Tens of thousands of universities worldwide, including the California State University system, the University of Oxford, and Stanford University, use the service to provide students with course outlines, grades, and other personal data.
The issue–at its root a SQL injection vulnerability–could be used by an attacker to execute PHP code on a university’s server according to Netanel Rubin, the researcher who found the bug.
Rubin, who has previously dug up vulnerabilities in Mozilla’s Bugzilla bug tracking system, e-commerce platform Magento, and WordPress, described the bug in depth in a blog post on Monday.
Ever wanted to hack a university? Well, now you probably can, with my new #Moodle 0-day!https://t.co/JUBo4LuU2C
— Netanel Rubin (@na7irub) March 20, 2017
Moodle published details around the bug, including its CVE (CVE-2017-2641) on Monday as well, warning that an ordinary registered user could exploit the vulnerability via web interface.
“Similar scenarios could be used in previous versions of Moodle but only by managers/admins and only via web services,” the advisory reads.

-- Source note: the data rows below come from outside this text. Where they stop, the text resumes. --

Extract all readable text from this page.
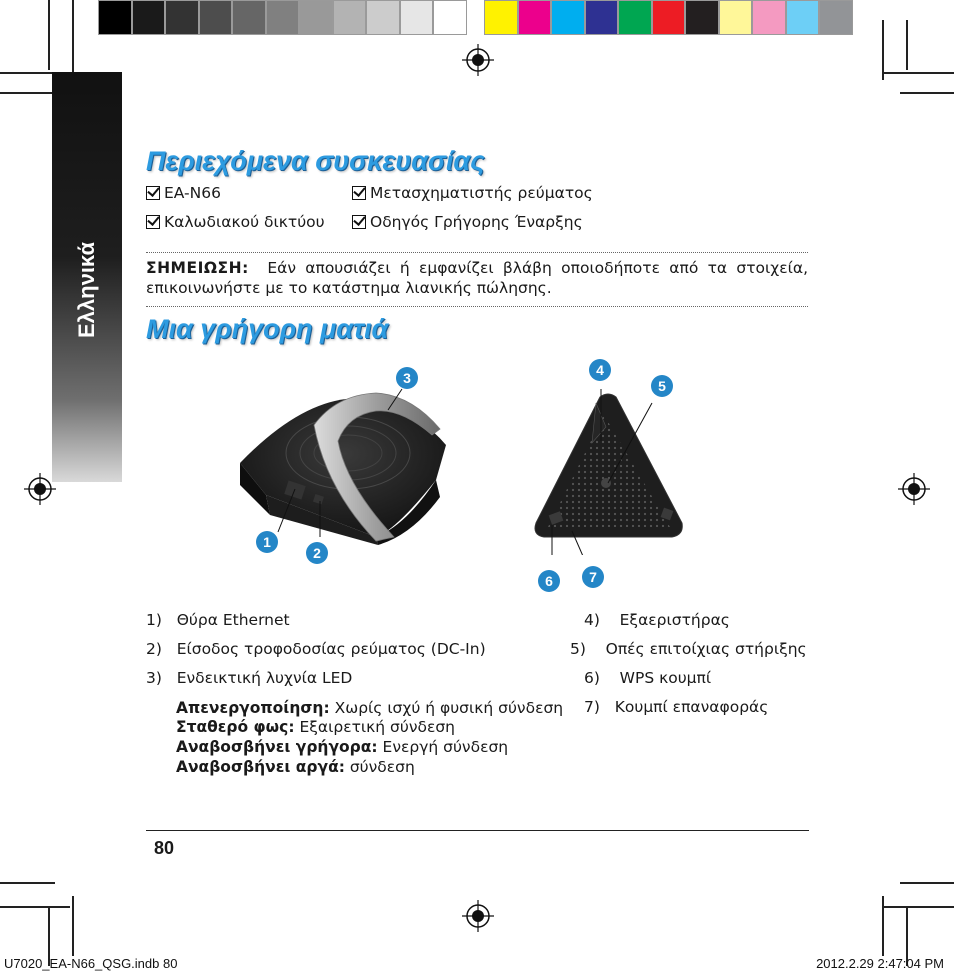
Ελληνικά
Περιεχόμενα συσκευασίας
EA-N66	Μετασχηματιστής ρεύματος
Καλωδιακού δικτύου	Οδηγός Γρήγορης Έναρξης
ΣΗΜΕΙΩΣΗ: Εάν απουσιάζει ή εμφανίζει βλάβη οποιοδήποτε από τα στοιχεία, επικοινωνήστε με το κατάστημα λιανικής πώλησης.
Μια γρήγορη ματιά
1
2
3	4
5
6	7
1) Θύρα Ethernet
2) Είσοδος τροφοδοσίας ρεύματος (DC-In)
3) Ενδεικτική λυχνία LED
Απενεργοποίηση: Χωρίς ισχύ ή φυσική σύνδεση
Σταθερό φως: Εξαιρετική σύνδεση
Αναβοσβήνει γρήγορα: Ενεργή σύνδεση
Αναβοσβήνει αργά: σύνδεση
4) Εξαεριστήρας
5) Οπές επιτοίχιας στήριξης
6) WPS κουμπί
7) Κουμπί επαναφοράς
80
U7020_EA-N66_QSG.indb 80	2012.2.29 2:47:04 PM
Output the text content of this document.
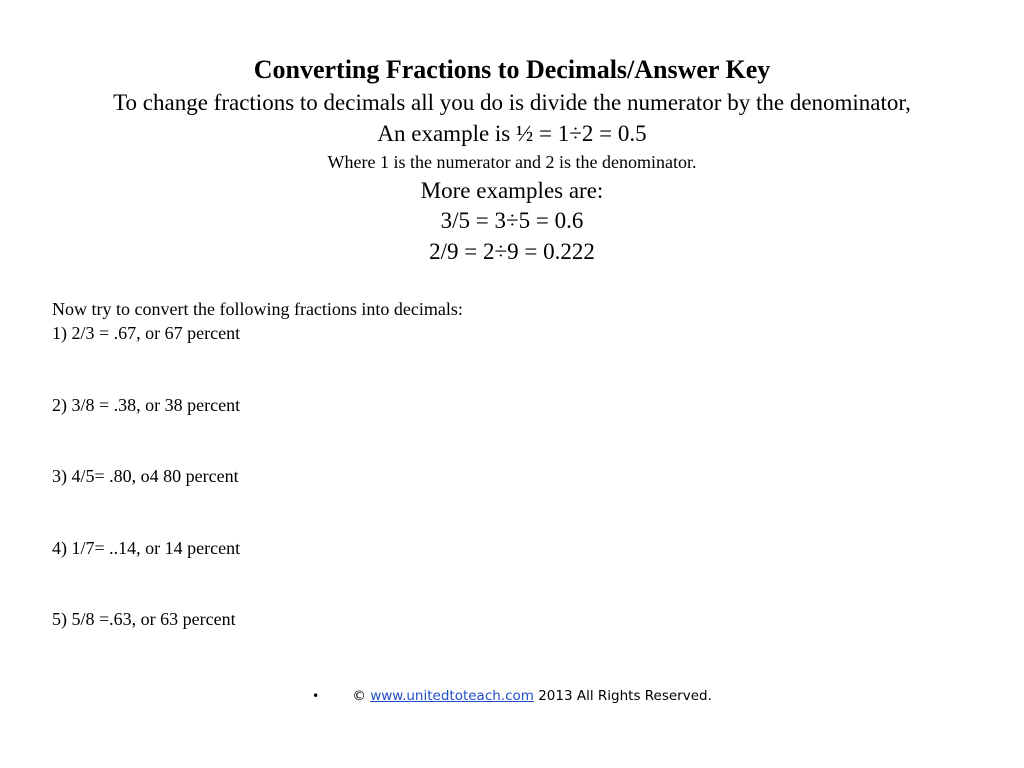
Converting Fractions to Decimals/Answer Key
To change fractions to decimals all you do is divide the numerator by the denominator,
An example is ½ = 1÷2 = 0.5
Where 1 is the numerator and 2 is the denominator.
More examples are:
3/5 = 3÷5 = 0.6
2/9 = 2÷9 = 0.222
Now try to convert the following fractions into decimals:
1) 2/3 = .67, or 67 percent
2) 3/8 = .38, or 38 percent
3) 4/5= .80, o4 80 percent
4) 1/7= ..14, or 14 percent
5) 5/8 =.63, or 63 percent
• © www.unitedtoteach.com 2013 All Rights Reserved.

School IT administrators are being encouraged to apply a patch that maintainers of the system pushed 10 days ago. An update from early last week, 3.3.2, also includes the fix.
#Moodle 3.2.2, 3.1.5, 3.0.9 and 2.7.19 are now available!
Find out more: https://t.co/9jcS3qcJ83
Or to download: https://t.co/i00mq1zwY8 pic.twitter.com/zhTKKQhYSV— Moodle | Online learning, delivered your way. (@moodle) March 13, 2017
Until patched, Rubin warns the vulnerability will continue to affect “almost all Moodle versions,” including 3.2 to 3.2.1, 3.1 to 3.1.4, 3.0 to 3.0.8, 2.7.0 to 2.7.18 and other unsupported versions.
According to Rubin the vulnerability stems from a handful of small, logical vulnerabilities.
Moodle is a project with lots of code–two million lines, according to Rubin. Because of that and the fact that many developers oversee it, the system was designed with the assumption that one feature, user preferences, couldn’t be taken advantage of.
Rubin discovered that he could exploit the feature however and get an unserialize call by leaving a preference in a block mechanism empty. That could open the door to an object injection attack.
While the attack had its limitations, Rubin discovered a way to pivot from it to a series of method calls. From there, he found he could use the system’s “update” method to update any row in an affected database. This gave him the ability to tweak administrator accounts, passwords, the site configuration, “basically whatever we want,” he wrote.
Rubin used a double SQL injection to top off his exploit, helping him gain full administrator privileges on any server running Moodle.
“After gaining full administrator privileges executing code is as simple as uploading a new plugin or template to the server,” Rubin writes.